¹³C T₁ relaxation rate enhancement (ΔR₁) by 200 mM Cu-EDTA paramagnetic relaxation agent on Aβ(1–40) fibrils. The data were collected for three Aβ samples labeled with uniformly ¹³C- and ¹⁵N-labeled amino acids at selected sites in different schemes as (1) Ala-2, Phe-4, Gly-9, Val-18, (2) Val-18, Phe-20, Ala-21, Ile-31, Gly-33 and (3) Ala-30, Ile-32, Gly-38, Val-39. ¹³C longitudinal relaxation rates R₁ were measured in the presence (R₁′) and absence (R₁^dia) of Cu-EDTA by inversion recovery experiments detected in 1D ¹³C CPMAS spectra at a spinning speed of 40 kHz at ¹H frequency of 400.2 MHz. ΔR₁ was obtained from ΔR₁ = R₁′ − R₁^dia.
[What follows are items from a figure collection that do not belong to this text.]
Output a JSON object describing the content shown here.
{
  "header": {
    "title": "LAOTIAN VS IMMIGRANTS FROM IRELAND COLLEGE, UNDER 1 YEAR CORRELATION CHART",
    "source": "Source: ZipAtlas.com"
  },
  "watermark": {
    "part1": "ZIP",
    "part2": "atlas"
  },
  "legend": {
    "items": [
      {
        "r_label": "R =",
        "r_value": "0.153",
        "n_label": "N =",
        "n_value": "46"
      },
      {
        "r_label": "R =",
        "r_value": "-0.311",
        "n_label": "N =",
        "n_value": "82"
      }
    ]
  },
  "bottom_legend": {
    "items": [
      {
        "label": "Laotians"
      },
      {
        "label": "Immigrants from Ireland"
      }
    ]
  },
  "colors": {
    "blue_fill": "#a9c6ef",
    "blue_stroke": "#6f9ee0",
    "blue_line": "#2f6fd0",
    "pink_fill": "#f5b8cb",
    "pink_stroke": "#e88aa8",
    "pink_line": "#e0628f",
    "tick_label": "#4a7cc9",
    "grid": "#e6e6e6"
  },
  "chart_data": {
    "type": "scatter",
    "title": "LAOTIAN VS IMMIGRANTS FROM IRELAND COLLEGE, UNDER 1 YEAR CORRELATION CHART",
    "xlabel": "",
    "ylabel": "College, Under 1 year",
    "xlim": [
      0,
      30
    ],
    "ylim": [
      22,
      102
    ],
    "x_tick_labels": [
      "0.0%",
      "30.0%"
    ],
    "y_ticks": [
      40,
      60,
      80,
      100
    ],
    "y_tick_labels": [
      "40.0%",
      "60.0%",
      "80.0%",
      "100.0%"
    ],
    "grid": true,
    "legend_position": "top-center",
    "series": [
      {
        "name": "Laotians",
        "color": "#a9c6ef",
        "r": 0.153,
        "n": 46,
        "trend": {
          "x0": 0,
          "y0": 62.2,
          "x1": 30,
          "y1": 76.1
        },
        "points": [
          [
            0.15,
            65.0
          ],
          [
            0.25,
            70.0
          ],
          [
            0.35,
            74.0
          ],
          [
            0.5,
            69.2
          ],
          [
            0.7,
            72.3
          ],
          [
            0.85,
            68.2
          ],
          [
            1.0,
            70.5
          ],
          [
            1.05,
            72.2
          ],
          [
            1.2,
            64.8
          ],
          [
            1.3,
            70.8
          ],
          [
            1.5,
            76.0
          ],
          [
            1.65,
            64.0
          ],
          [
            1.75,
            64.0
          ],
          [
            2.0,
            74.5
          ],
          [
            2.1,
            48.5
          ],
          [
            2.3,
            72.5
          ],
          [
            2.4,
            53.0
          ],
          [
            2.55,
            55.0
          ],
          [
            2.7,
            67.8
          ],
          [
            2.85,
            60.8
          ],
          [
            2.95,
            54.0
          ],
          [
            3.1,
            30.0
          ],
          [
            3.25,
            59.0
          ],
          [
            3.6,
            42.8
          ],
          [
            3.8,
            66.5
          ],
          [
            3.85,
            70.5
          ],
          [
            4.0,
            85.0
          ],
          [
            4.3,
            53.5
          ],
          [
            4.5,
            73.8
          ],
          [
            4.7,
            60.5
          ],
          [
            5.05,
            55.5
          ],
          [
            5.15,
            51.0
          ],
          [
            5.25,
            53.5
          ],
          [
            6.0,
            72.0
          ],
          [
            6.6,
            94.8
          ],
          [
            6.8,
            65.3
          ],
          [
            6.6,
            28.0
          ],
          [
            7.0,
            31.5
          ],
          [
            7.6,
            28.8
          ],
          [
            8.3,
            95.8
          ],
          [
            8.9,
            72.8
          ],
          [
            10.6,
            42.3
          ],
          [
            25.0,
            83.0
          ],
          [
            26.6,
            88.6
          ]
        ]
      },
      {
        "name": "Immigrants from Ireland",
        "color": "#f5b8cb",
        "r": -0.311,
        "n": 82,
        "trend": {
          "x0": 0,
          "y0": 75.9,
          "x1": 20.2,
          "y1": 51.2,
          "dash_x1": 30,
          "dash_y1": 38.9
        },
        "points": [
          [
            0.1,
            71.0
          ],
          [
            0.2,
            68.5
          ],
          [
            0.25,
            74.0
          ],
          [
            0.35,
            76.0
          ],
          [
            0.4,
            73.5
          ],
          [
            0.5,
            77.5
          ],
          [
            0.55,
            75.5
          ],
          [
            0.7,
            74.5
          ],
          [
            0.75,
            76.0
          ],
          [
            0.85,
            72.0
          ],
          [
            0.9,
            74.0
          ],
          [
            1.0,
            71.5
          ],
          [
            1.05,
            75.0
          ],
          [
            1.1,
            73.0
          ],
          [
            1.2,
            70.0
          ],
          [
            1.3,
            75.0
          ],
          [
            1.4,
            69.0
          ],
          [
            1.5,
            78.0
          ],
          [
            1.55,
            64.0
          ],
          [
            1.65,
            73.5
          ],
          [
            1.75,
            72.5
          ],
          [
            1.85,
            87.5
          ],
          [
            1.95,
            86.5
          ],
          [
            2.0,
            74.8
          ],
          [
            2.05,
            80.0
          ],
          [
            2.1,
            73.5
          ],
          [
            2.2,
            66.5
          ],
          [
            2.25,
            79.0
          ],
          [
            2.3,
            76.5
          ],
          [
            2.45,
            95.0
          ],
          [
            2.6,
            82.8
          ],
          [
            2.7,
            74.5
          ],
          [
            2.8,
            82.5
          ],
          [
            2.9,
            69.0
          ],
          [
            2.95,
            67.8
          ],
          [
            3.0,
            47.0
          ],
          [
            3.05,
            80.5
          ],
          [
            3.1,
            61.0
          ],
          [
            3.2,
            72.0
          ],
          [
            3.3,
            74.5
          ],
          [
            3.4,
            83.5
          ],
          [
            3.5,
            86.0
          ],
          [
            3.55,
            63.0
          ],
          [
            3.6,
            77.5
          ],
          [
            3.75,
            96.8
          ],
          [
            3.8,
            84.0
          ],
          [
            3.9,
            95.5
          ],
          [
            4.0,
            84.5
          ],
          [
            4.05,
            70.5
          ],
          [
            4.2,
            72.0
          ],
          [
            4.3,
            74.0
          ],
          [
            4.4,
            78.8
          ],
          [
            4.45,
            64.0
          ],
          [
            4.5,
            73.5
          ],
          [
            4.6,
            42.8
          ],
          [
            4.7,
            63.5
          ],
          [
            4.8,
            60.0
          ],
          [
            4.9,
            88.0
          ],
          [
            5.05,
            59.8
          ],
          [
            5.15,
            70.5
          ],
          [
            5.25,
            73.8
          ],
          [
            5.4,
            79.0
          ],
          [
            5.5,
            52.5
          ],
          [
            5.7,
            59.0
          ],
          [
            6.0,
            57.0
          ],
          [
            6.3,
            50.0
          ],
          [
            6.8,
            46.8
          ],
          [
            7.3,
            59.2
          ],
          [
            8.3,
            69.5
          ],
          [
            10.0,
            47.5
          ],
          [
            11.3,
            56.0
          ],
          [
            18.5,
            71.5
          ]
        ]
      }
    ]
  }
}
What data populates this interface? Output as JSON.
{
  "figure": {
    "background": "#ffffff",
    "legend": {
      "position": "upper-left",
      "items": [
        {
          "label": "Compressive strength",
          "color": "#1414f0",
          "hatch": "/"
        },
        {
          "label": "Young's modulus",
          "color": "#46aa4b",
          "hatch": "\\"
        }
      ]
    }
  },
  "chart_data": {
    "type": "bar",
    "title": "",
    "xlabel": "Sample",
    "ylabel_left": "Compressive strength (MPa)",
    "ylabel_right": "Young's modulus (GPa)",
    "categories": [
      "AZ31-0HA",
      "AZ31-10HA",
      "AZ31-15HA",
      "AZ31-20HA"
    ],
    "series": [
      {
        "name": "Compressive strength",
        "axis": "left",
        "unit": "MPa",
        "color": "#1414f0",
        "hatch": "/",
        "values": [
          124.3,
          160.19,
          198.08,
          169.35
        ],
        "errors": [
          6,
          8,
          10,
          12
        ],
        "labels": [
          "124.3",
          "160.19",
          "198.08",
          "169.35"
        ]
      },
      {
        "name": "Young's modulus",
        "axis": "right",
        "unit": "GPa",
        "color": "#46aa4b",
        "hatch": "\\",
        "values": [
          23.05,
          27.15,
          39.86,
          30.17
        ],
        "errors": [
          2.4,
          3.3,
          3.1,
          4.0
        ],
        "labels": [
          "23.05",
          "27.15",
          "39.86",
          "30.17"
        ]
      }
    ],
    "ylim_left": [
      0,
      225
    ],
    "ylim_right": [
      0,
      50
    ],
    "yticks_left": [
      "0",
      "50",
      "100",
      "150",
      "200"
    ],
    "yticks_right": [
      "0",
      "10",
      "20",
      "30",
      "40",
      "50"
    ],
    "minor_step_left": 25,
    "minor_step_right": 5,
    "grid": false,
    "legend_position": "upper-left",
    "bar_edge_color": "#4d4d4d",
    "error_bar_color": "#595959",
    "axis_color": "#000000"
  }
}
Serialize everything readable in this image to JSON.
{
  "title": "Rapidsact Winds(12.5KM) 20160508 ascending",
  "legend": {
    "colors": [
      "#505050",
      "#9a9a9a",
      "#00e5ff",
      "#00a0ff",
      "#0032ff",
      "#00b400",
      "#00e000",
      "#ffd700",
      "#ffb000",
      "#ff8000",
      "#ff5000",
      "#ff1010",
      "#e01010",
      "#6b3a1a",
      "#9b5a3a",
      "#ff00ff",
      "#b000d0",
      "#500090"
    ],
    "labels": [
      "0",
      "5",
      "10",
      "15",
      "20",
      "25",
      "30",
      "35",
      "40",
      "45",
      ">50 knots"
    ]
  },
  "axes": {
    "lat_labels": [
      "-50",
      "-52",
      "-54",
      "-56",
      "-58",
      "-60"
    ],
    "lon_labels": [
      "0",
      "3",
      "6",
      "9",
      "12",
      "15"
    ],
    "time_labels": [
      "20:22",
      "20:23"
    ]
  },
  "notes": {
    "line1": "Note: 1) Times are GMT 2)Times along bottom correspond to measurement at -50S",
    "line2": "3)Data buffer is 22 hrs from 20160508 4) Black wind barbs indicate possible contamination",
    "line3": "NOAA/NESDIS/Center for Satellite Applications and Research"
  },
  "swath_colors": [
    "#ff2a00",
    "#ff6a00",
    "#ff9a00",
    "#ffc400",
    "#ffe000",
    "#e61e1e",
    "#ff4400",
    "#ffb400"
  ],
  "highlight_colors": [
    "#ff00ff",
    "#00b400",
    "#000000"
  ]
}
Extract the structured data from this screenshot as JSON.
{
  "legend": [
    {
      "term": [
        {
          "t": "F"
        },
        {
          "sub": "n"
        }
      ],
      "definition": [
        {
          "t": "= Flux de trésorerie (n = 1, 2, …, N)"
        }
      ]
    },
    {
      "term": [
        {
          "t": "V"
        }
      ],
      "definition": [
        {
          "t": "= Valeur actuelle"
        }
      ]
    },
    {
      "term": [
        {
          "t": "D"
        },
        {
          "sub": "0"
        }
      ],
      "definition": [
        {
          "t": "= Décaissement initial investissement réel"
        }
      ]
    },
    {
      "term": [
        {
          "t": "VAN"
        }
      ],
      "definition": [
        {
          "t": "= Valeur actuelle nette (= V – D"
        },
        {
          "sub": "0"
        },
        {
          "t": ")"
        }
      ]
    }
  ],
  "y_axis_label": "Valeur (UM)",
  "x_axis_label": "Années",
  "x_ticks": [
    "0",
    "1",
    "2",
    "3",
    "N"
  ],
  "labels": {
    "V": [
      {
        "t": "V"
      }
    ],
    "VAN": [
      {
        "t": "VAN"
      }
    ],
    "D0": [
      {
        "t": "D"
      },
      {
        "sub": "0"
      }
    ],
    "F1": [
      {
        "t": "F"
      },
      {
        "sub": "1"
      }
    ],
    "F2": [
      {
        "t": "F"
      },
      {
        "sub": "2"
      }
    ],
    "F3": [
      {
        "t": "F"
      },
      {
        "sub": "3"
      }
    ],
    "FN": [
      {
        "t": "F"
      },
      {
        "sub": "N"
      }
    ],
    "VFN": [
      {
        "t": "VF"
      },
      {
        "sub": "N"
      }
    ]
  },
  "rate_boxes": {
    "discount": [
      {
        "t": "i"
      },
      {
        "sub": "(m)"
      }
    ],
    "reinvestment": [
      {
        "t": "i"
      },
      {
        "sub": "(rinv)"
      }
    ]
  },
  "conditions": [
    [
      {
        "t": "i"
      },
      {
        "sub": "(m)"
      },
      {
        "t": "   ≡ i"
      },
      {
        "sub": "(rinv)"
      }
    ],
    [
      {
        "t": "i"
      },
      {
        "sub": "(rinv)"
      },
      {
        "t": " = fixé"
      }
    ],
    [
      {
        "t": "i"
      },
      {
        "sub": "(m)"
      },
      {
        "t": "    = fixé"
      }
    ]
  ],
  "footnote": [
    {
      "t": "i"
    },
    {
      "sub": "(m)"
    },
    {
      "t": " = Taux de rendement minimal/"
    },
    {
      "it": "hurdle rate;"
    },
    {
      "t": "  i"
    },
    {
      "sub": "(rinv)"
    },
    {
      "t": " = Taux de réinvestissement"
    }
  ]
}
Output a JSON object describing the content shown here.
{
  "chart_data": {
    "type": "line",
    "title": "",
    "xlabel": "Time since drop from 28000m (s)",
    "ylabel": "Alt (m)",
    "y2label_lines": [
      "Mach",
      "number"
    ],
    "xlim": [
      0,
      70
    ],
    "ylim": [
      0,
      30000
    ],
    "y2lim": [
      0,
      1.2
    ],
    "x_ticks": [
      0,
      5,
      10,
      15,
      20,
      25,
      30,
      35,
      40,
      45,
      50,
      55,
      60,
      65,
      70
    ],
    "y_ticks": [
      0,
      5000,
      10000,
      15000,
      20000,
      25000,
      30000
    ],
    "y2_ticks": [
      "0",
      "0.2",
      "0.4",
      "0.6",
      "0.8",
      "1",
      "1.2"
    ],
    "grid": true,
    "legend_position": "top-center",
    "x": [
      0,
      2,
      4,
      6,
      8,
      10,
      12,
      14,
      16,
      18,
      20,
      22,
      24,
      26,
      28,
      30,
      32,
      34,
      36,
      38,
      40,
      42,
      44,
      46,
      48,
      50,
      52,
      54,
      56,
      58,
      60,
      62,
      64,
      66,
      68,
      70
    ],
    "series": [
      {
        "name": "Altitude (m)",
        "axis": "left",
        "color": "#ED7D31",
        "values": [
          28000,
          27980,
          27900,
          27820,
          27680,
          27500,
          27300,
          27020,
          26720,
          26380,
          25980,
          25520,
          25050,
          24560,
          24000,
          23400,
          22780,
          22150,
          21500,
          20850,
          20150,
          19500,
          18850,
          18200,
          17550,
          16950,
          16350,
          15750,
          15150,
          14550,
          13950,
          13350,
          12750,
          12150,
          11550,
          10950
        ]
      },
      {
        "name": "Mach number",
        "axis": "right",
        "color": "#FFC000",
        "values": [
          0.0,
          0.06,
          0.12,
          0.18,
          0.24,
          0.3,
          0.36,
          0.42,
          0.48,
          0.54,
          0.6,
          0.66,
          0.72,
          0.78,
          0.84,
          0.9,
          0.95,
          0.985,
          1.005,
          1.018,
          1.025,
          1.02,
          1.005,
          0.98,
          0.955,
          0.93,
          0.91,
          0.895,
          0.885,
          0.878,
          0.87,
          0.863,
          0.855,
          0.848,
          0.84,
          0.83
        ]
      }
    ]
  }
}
The color coding corresponds to the data for the unstructured N-terminal region (yellow: Residue 1–9), the N-terminal β-sheet region (red: Residue 10–22), and the C-terminal β-sheet region (blue: Residue 30–40). The structural model based on ref. in the inset is also color coded as described above with the loop region (Residue 23–29), which is also denoted in yellow. See the Supplementary Methods online for further details about the experiments and the sample preparation.